En Piriápolis, murió el pintor

José Luis (Tola) Invernizzi el indomable

Montevideano de 1918, aunque vivió en Piriápolis desde la década del 50, fue una presencia emblemática de la bohemia epocal. Las peñas de los cafés (el mítico e intelectual Metro, pero en especial las del Sorocabana de plaza Libertad) lo convocaban con persistencia y recorría todos los temas posibles. La cultura no le fue ajena y las artes visuales en particular, a la que se dedicó desde chico. Autodidacta, hizo su primera exposición en Buenos Aires (Galería Viau, 1950) y en Amigos del Arte de la calle Bacacay, en 1953.

Con una devoción fanática hacia Paul Klee, dejó registrada en esas obras juveniles la huella del pintor suizo pero en vez de absorber el fragor del entorno y convertirlo en metáforas poéticas de una infrarrealidad, Invernizzi fue explorando la realidad inmediata, urgido de sentimientos (y sentimentalismos), con una voracidad por entender los procesos políticos, sociales y culturales del país y del exterior y su pasión por el ser humano, además de su enorme, ilimitada capacidad de amistar.

Con él se podía discutir y discrepar, recibir inesperadas granputeadas (públicas) y posteriores disculpas y arrepentimientos (escritos en libros dedicados). Porque su esencia era una vitalidad incontrolada, a veces pautada por la ingenuidad de un radicalismo ideológico que no siempre obedecía a razones flexibles. Pero Tola Invernizzi era así. Con el gesto bonachón y cariñoso era capaz de deslizar una hojita de afeitar entre los labios del vecino.

Como buen humanista, nada le fue ajeno. El activismo político y gremial lo tuvo entre sus primeras filas desde siempre. Supo protestar con sus pinturas desde la calle cuando Pinochet visitó el país o contra las invasiones del imperialismo americano en varios lugares del planeta.

Sus obras (dibujo, pintura, grabado) estuvo expuesta en los más diversos sitios (clubes políticos, deportivos, cafés, galerías, museos) y editó cinco carpetas de grabados que en 2000 reunió en un único volumen.

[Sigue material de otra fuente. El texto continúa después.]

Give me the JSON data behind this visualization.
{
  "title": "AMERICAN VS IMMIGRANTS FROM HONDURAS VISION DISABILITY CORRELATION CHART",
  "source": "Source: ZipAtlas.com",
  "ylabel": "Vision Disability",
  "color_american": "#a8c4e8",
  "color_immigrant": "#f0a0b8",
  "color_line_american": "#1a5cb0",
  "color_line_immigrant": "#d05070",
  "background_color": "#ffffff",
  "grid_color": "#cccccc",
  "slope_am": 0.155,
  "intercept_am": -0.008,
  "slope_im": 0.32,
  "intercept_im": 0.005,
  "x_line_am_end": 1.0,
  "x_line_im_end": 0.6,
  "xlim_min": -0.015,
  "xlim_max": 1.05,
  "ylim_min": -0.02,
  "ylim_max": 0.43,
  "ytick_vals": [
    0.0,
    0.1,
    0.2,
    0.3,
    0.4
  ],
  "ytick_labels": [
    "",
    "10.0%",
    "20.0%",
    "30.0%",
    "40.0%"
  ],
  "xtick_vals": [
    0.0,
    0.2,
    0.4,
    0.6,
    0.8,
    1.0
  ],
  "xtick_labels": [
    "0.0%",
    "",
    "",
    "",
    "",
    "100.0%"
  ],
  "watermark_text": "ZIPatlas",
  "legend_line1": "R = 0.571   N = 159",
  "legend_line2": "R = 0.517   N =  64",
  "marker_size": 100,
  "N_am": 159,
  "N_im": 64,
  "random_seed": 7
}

Quiso, oscuramente, salir de las instituciones elitistas pero como tantos otros retornó a ellas, al comprender que el arte no es un factor de cambio aunque se lo agite en acciones callejeras.

La coherencia, propia de una personalidad fuerte y fuertemente definida, estuvo en su actividad plástica. El expresionismo fue el hilo conductor. Una torturada visión del hombre y su circunstancia lo condujo a representar figuras emblemáticas (anónimas y de la historia bíblica).

Pero fue en los años ochenta, una vez retornada la democracia, que hizo una exposición provocativa en las viejas salas de Soriano del Palacio Municipal. Allí abofeteó al público bien pensante con la bad-painting (mala pintura) y un erotismo que osaba decir su nombre, con sexo explícito inclusive.

Pocas veces la pintura uruguaya, en gran formato y en un espacio oficial, se atrevió a tanto. Una agresividad (temática, formal) recorría las telas y no daba descanso al espectador, con una sobrecarga de disparada emotividad. En su desgarrada visión, las pinceladas se multiplicaban y bifurcaban en todas direcciones sin atender a los requisitos del canon establecido, la composición se situaba en la arbitrariedad y la acumulación narrativa, en una lectura sofocante y barroca pero de estimulante provocación. Para un ambiente que transitaba por los carriles del buen gusto, la muestra de Tola Invernizzi fue una suerte de liberación, de intérprete de una sociedad amarrada a la represión y a la hipocresía.

Luego entró como docente en el Instituto Escuela de Bellas Artes (1990-2000), incursionó por los temas bíblicos con más espectacularidad y confusión (inclusive ideológica) que de convicción estético-formal. La última muestra la hizo en el Museo Mazzoni de Maldonado este verano, con grabados.